A few weeks ago DeepMind released a preprint on arXiv describing a new deep RL agent that has successfully surpassed the performance of a single human professional game tester on a sample of Atari games which included all of the games that had previously posed the greatest challenges to other deep RL agents. Since the preprint release this project has received a lot of attention, including from AI Impacts who have initially concluded that the achievement of this milestone represents the resolution of a forecast from their 2016 survey significantly earlier than experts had predicted. However, based on Dafoe’s desiderata for AI forecasting targets, this target was significantly flawed.

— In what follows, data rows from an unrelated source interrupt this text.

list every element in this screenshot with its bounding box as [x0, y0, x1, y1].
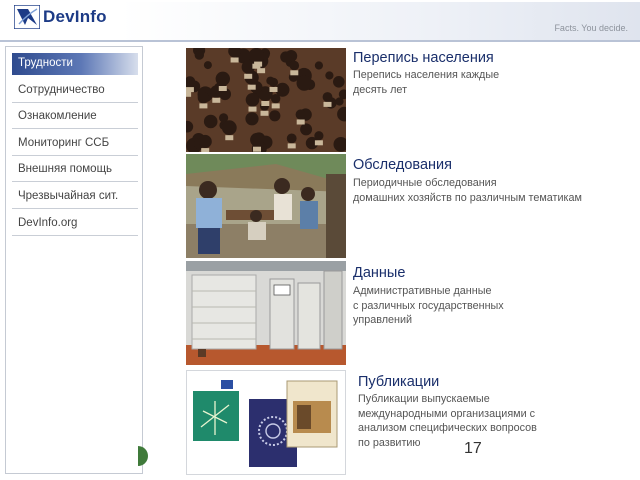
- publications-image: [193, 379, 338, 467]
- desc-line: десять лет: [353, 83, 408, 96]
- header-divider: [0, 40, 640, 42]
- sidebar-item-introduction[interactable]: Ознакомление: [12, 105, 138, 129]
- devinfo-logo[interactable]: DevInfo: [14, 5, 107, 29]
- section-census-title: Перепись населения: [353, 50, 494, 66]
- header-bar: DevInfo Facts. You decide.: [0, 0, 640, 42]
- section-data-desc: Административные данные с различных госу…: [353, 284, 504, 328]
- section-surveys-desc: Периодичные обследования домашних хозяйс…: [353, 176, 582, 205]
- survey-photo: [186, 154, 346, 258]
- desc-line: управлений: [353, 314, 413, 326]
- archive-image: [186, 261, 346, 365]
- desc-line: домашних хозяйств по различным тематикам: [353, 191, 582, 204]
- archive-photo: [186, 261, 346, 365]
- section-publications-desc: Публикации выпускаемые международными ор…: [358, 392, 537, 450]
- desc-line: международными организациями с: [358, 407, 536, 420]
- crowd-image: [186, 48, 346, 152]
- section-publications-title: Публикации: [358, 374, 440, 390]
- crowd-photo: [186, 48, 346, 152]
- decorative-tab: [138, 446, 148, 466]
- desc-line: Публикации выпускаемые: [358, 393, 490, 405]
- page-number: 17: [464, 440, 482, 457]
- sidebar-item-cooperation[interactable]: Сотрудничество: [12, 79, 138, 103]
- section-census-desc: Перепись населения каждые десять лет: [353, 68, 499, 97]
- sidebar-item-emergency[interactable]: Чрезвычайная сит.: [12, 185, 138, 209]
- devinfo-logo-icon: [14, 5, 40, 29]
- sidebar-item-external-aid[interactable]: Внешняя помощь: [12, 158, 138, 182]
- desc-line: Административные данные: [353, 285, 492, 297]
- tagline: Facts. You decide.: [554, 23, 628, 33]
- logo-text: DevInfo: [43, 7, 107, 26]
- desc-line: по развитию: [358, 436, 421, 449]
- survey-image: [186, 154, 346, 258]
- publications-photo: [186, 370, 346, 475]
- desc-line: Перепись населения каждые: [353, 69, 500, 81]
- sidebar-item-devinfo-org[interactable]: DevInfo.org: [12, 212, 138, 236]
- header-gradient: [120, 2, 640, 40]
- desc-line: с различных государственных: [353, 299, 504, 312]
- section-data-title: Данные: [353, 265, 406, 281]
- sidebar-nav: Трудности Сотрудничество Ознакомление Мо…: [5, 46, 143, 474]
- section-surveys-title: Обследования: [353, 157, 452, 173]
- sidebar-item-mdg-monitoring[interactable]: Мониторинг ССБ: [12, 132, 138, 156]
- desc-line: Периодичные обследования: [353, 177, 497, 189]
- sidebar-item-difficulties[interactable]: Трудности: [12, 53, 138, 75]
- desc-line: анализом специфических вопросов: [358, 422, 537, 434]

I will not delve into the forecasts flaws here because what is more important is that the achievement itself appears to be no more than incremental progress. Last decade milestones on games made for impressive headlines and brought a lot of attention to DeepMind. However, the attention Agent57 received appears to have been substantially less than DeepMind’s major milestones on games last decade. Perhaps the media is rightfully weary of DeepMind’s handwavy progress on the latest milestones. For example, last year’s major milestone on Starcraft 2 involved outperforming 99.85% of amateur human players, which, to be certain, is impressive. However, this is less impressive than the superhuman performance of AlphaGo in 2015 or the follow-up in 2016 of a vastly superior system which did not even require any human training data. Perhaps the most significant evidence is the fact that the 8 page paper with 20 pages of appendices appeared on arXiv and not in Nature, as did the three examples from last decade cited here. In the past Atari performance has been suitable for Nature, but not anymore.
To be clear, I am by no means trying to diminish the value of this work. The fact that without any domain knowledge a single algorithm can perform better than an above average yet less than expert human on games like Pitfall and Montezuma’s Revenge itself is impressive. Doing so whilst achieving the performance demonstrated on so many other Atari games is even more impressive. However, 16 months after Go Explore demonstrated the first significant progress on these two games, and given the pace of AI progress that we are now accustomed to, this could even be thought to have been foreseeable. The problem with AI forecasting is that there are so many moving targets to forecast, and it is difficult for those who work on this full-time to determine where resources should be best allocated. In the case of games, ironically the answer may simply be that their forecasts are only worth the time for publicity purposes.